Gleam’s type system does not support recursive let-bound functions, even though they are theoretically possible. The fix combinator is a sneaky way around this limitation by making the recursive function a parameter of itself.

Sound a bit too magical? Let’s first take a look at what happens if we try to write a recursive let-bound function in Gleam:

pub fn example() {
  let factorial = fn(x) {
      case x {
        0 -> 1
        x -> x * factorial(x - 1)
              // ^^^^^^^^^ The name `factorial` is not in scope here.
      }
    }

  assert fact(5) == 120
}

We get a compile error because the name factorial is not in scope inside the function body. What does it look like if we try to use fix?

import funtil

pub fn example() {
  let factorial =
    funtil.fix(fn(factorial, x) {
      case x {
        0 -> 1
        x -> x * factorial(x - 1)
      }
    })

  assert fact(5) == 120
}

🚨 Gleam is designed with this limitation to encourage you to pull things out of let bindings when they get too complex. If you find yourself reaching for fix, consider if there’s a clearer way to solve your problem.

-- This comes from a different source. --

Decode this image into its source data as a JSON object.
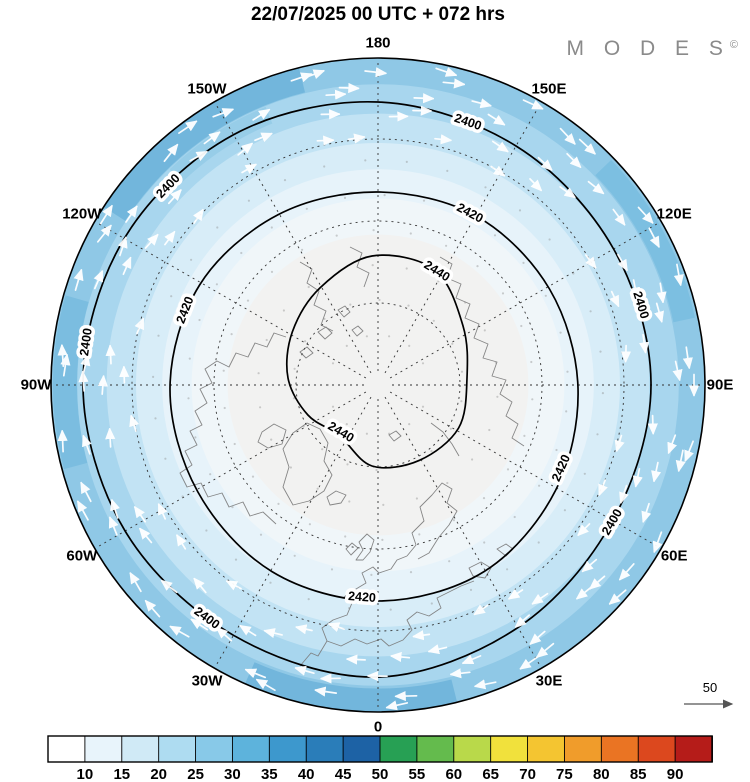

A version of the fix util for functions that take two arguments.

🚨 Gleam is designed with this limitation to encourage you to pull things out of let bindings when they get too complex. If you find yourself reaching for fix2, consider if there’s a clearer way to solve your problem.

A version of the fix util for functions that take three arguments.

🚨 Gleam is designed with this limitation to encourage you to pull things out of let bindings when they get too complex. If you find yourself reaching for fix3, consider if there’s a clearer way to solve your problem.

If you’ve got a Never somewhere in a type it can be a bit of a problem if you need something else. Just like Never is a type that can never be constructed, never is a function that can never be called.

To take our Result(Int, Never) example from above, what if we want to pass that value into a function that expects a Result(Int, String)? As it stands, the types don’t match up, but because we know that we can never have an error, we can use never to pretend to convert it into a String:

import funtil.{Never, never}
import gleam/io
import gleam/result

fn log_error(result: Result(a, String)) -> Result(a, String) {
  case result {
    Ok(a) -> Nil
    Error(message) -> io.println(message)
  }

  result
}

fn example() {
  let val: Result(Int, Never) = Ok(42)

  val
  |> result.map_error(never)
  |> log_error
}

Compose two functions together, where the output of the first function is passed as the input to the second function. This is known as composition and can be a way to write code in a “point-free” style where you don’t explicitly mention function arguments.

import funtil
import gleam/list
import gleam/string

fn example() {
  let shouty_names =
    list.map(
      ["yoshie", "danielle", "marniek"],
      string.uppercase |> funtil.then(string.append(_, "!"))
    )

  assert shouty_names == ["YOSHIE!", "DANIELLE!", "MARNIEK!"]
}

🚨 Gleam intentionally doesn’t have an operator for function composition. In other languages this is often represented as . or >>. Point-free programming can be a useful tool but it can also make code harder to understand, hold with care!

Take any value and replace it with Nil. This can be a nicer way of using value-producing functions in places where you only care about their side effects.